In the area of thought, Gustavo Martín Garzo publishes In praise of fragility (Galaxia Gutenberg), a compendium of short texts where he claims art as a vital need. Gilles Lipovetsky discover in Like and excite (Anagram) the central place that seduction occupies in contemporary society, even politically and economically. The same publisher will publish a posthumous anthology of Oliver Sacks, Everything in its place, which brings together articles on topics such as dementia and schizophrenia, but also botany or swimming. Sixth Floor recovers The responsibility of the intellectuals, the essay that Noam chomsky signed in 1967 with the Vietnam War in the background, which remained discontinued. In addition, Víctor Gómez speaks in The honor of the philosophers (Cliff) of thinkers who stood firm against political or religious dogmas, from Hypatia and Pliny the Elder to Simone Weil and Miguel Servetus.
In the biographies section, the most anticipated title is Sontag (Anagram), where Benjamin Moser offers an unapologetic portrait of the great intellectual. In The Child is the Teacher: Life of Maria Montessori (Lumen), Cristina de Stefano recalls the pioneer of modern pedagogy, so in vogue today. Joan Estruch reread in Bécquer: life and times (Chair) the work of the poet with a political prism, separating it from its sentimental image. Emilia Cortés discovers in Zenobia Camprubí: the living flame (Alianza) the multifaceted personality of a woman who was much more than Juan Ramón Jiménez’s wife. And Alexandra Popoff is coming in Vasili Grossman and the Soviet century (Criticism) the author of Life and destiny and Stalingrad, that Galaxia Gutenberg will reissue with a new translation that incorporates censored and added texts.

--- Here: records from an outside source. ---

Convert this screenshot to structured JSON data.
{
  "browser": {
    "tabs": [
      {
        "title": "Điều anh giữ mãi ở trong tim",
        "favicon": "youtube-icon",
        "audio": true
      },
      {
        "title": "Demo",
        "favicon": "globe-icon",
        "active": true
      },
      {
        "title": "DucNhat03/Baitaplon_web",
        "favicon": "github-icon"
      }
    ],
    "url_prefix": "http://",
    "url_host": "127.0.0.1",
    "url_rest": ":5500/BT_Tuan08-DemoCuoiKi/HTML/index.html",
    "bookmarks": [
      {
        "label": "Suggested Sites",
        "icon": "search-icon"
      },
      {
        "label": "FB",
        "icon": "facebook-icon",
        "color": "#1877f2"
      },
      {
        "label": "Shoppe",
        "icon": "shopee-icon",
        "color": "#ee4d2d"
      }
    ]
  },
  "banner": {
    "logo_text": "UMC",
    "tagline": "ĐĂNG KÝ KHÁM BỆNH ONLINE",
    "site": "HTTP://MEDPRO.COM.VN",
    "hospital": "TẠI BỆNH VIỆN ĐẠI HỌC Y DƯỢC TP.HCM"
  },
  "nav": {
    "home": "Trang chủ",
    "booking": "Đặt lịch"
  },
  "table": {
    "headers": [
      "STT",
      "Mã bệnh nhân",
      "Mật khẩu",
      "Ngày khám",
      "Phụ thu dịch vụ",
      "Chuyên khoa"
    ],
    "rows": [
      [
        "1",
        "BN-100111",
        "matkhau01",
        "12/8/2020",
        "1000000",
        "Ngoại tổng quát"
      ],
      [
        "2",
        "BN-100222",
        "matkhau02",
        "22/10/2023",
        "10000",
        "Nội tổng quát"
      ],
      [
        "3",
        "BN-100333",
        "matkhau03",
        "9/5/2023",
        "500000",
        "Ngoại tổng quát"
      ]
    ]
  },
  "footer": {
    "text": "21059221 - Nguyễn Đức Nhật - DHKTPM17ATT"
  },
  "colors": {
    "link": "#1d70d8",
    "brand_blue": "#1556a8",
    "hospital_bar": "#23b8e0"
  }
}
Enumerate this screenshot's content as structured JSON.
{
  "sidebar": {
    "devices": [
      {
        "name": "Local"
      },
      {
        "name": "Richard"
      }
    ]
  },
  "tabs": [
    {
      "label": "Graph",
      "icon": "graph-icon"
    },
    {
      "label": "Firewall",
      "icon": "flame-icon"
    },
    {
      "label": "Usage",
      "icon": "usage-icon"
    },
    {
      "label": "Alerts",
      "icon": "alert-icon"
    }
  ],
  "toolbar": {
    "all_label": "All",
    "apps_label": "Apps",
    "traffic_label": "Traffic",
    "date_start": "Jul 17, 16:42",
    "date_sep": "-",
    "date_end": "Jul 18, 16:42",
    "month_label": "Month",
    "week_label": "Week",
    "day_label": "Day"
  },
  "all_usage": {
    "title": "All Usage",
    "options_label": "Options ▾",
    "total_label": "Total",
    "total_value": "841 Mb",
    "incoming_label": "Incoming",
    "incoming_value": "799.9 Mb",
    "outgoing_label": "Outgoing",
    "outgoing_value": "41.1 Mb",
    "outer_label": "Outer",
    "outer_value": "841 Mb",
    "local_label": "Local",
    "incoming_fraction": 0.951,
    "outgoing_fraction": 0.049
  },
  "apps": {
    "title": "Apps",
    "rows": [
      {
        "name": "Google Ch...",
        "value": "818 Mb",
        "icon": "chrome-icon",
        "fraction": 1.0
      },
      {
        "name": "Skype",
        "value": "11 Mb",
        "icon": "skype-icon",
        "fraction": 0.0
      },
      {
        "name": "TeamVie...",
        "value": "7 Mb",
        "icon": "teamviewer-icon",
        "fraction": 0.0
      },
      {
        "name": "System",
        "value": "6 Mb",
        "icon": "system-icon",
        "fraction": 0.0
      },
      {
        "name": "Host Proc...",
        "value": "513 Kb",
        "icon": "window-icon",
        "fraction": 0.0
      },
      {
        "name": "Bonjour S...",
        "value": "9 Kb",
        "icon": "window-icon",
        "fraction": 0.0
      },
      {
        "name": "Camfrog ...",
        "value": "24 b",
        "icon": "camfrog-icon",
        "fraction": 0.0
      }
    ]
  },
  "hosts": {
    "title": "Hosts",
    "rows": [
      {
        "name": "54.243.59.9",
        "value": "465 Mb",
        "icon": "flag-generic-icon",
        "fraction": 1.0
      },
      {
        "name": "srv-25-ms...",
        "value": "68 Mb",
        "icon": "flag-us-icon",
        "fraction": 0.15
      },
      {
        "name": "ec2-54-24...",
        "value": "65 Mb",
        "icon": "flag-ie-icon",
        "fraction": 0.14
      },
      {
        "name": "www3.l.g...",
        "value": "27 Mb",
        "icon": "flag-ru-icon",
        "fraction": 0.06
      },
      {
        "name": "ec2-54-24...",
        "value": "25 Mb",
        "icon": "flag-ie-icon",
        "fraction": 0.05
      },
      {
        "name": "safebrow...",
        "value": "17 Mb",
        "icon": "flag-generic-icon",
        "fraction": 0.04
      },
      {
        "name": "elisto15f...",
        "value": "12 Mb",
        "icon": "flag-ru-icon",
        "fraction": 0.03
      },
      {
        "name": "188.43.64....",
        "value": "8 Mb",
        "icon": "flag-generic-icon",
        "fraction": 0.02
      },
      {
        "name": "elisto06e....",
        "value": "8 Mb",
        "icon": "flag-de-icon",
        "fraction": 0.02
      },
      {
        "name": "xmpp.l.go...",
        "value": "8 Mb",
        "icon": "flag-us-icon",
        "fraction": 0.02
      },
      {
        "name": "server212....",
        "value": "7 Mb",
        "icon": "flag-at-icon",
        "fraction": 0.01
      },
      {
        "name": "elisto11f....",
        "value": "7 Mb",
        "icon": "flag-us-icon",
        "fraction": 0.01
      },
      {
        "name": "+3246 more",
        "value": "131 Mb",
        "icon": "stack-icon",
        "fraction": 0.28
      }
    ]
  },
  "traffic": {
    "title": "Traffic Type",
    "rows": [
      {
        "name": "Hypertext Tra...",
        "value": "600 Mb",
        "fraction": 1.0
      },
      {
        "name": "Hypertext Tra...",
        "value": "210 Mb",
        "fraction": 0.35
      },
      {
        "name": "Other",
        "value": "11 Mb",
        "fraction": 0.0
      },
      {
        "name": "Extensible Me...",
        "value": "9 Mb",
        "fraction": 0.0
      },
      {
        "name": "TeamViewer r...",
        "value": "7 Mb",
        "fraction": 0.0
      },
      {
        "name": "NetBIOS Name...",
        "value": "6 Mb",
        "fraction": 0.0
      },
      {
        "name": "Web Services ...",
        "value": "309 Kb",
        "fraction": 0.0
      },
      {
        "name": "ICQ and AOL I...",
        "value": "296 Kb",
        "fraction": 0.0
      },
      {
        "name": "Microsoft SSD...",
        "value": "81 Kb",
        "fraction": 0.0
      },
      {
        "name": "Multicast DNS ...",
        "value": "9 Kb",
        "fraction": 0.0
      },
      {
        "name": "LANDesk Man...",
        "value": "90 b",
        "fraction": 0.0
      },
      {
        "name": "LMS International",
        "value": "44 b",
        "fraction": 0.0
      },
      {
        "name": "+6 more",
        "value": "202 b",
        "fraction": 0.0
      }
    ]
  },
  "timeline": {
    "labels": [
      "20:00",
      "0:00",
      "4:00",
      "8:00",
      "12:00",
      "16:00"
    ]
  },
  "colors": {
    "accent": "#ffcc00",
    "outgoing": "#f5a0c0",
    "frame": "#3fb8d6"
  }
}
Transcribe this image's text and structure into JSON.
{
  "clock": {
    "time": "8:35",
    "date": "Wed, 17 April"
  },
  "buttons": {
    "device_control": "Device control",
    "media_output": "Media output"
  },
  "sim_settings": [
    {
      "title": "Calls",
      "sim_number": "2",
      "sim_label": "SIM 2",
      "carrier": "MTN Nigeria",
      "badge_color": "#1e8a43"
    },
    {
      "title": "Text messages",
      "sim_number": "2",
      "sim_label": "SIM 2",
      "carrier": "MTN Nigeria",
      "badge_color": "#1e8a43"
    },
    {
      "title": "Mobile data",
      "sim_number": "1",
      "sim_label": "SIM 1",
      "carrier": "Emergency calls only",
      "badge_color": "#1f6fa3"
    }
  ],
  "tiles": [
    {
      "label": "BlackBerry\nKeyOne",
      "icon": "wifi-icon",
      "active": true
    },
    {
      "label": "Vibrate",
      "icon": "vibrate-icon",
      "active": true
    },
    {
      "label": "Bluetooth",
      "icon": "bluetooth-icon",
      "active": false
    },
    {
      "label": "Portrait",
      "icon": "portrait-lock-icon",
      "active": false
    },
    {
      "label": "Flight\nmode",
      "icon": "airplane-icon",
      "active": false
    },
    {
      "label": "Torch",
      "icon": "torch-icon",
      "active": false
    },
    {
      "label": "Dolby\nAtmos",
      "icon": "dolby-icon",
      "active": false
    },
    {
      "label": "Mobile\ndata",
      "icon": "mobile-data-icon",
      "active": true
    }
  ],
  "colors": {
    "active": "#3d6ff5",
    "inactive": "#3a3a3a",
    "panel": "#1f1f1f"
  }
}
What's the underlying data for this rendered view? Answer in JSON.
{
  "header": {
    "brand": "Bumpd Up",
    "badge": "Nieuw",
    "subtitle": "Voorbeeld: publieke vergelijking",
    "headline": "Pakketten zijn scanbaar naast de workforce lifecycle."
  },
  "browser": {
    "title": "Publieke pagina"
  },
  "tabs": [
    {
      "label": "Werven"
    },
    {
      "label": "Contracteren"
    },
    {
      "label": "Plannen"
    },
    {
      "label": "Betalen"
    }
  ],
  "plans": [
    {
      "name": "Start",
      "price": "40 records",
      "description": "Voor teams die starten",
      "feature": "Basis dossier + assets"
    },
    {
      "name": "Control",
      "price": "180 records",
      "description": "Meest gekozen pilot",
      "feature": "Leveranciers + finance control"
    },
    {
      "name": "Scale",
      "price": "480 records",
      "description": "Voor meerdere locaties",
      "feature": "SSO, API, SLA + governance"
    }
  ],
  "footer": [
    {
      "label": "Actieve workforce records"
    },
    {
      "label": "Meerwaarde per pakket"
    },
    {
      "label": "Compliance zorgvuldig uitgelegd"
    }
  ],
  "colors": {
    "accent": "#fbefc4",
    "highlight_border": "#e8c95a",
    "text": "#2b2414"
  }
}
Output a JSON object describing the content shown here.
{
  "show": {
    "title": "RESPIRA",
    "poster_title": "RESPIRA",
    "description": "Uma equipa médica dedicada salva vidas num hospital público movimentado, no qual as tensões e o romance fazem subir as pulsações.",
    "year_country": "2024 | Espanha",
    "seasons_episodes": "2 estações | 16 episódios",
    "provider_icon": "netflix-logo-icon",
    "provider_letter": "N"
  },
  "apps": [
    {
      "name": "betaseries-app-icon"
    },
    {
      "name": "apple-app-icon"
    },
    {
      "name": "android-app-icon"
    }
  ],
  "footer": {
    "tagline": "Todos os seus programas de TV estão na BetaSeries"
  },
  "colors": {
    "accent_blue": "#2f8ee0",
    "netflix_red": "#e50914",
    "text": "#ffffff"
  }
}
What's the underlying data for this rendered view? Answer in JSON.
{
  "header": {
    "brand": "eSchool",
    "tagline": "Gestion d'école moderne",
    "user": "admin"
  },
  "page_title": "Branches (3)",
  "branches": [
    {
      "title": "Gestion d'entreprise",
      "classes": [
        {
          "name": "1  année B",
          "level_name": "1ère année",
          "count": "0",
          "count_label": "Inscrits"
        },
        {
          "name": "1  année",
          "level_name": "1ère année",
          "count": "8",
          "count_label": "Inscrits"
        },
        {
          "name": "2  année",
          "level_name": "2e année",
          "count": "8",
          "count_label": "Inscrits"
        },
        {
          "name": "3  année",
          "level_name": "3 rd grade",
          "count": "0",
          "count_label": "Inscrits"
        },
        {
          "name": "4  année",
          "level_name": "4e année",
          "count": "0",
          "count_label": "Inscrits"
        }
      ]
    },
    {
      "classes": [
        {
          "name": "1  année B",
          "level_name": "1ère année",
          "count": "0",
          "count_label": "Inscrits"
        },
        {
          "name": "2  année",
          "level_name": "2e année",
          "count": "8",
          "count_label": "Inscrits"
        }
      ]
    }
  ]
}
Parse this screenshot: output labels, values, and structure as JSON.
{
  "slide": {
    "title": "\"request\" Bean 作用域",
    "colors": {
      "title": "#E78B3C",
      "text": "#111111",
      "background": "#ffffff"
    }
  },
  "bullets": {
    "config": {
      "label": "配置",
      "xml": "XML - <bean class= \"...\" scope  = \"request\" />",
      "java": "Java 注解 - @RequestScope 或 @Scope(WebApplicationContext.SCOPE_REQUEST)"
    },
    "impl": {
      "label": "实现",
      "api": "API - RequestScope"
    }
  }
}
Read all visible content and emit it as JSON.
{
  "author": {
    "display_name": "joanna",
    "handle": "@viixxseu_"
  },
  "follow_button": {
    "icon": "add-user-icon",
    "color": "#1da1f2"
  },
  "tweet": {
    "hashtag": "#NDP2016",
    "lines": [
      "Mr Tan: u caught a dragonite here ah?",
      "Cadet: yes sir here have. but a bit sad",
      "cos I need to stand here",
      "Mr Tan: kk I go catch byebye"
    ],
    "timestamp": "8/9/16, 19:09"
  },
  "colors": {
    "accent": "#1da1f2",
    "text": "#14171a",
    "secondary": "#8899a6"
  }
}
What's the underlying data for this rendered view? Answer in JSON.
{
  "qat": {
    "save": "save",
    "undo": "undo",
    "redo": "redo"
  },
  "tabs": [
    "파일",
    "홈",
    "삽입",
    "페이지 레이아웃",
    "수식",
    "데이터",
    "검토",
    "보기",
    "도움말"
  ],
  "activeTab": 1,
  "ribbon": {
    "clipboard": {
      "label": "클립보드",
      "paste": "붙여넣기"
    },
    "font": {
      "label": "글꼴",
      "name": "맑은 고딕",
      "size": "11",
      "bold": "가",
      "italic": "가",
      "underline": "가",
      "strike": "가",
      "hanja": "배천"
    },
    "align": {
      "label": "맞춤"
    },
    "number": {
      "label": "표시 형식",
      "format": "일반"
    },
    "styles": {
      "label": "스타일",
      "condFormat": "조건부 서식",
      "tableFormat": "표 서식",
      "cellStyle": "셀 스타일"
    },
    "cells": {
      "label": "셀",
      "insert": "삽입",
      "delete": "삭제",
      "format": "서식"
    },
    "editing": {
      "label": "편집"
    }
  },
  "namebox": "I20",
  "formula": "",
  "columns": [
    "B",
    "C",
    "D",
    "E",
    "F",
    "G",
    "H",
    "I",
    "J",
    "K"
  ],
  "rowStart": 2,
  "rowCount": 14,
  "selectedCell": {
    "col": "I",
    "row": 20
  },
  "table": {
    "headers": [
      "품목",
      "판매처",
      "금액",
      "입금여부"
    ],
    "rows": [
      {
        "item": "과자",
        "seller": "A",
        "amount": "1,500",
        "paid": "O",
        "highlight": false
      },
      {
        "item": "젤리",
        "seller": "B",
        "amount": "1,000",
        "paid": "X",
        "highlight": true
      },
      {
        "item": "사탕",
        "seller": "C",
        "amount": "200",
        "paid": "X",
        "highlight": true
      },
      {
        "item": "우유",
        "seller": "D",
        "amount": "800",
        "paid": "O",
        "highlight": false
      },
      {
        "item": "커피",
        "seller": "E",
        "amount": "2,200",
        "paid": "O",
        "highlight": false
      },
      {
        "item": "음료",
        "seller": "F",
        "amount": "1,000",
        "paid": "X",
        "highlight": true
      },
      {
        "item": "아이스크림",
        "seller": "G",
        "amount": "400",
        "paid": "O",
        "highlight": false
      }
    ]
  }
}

Gender studies will be represented by a short but intense volume, I am the monster that speaks to you (Anagram), from Paul B. Preciado, which reproduces the speech he delivered in 2019 before the assembly of the School of the Freudian Cause, in which he urged that French institution, a stronghold of Lacanian psychoanalysis, to update its postulates on sexual difference. The same stamp publishes The new masculinity of always, where Antonio J. Rodriguez analyzes the perplexity of the heterosexual man before the social changes of the present.
For its part, Cesar Rendueles will trace in Against equal opportunities (Seix Barral) a constructive criticism of this hackneyed concept, with proposals to really achieve it. In a similar vein, the philosopher Michael J. Sandel, known for his crowded Harvard classes, wonders in The tyranny of merit (Debate) why we privilege that notion over the common good. Meanwhile, Captain Swing will translate two of the most interesting non-fiction titles of recent years: Nomadic country, Jessica Bruder’s chronicle of the outcasts and wanderers of the 2008 crisis, and White Trash, a journey through the history of the American working class by Nancy Isenberg. For its part, Anagrama will recover The trace of the days where the always magnificent Leslie jamison recounts his long struggle with alcoholism. Finally, music lovers will have the exquisite erudition of Ramón Andrés in Philosophy and the comfort of music (Cliff) and with the dialogue between Haruki Murakami and the conductor Seiji Ozawa, who in Music, just music (Tusquets) talk about Brahms, Beethoven, Bartók, Bernstein and other composers, even if they don’t start with the same letter.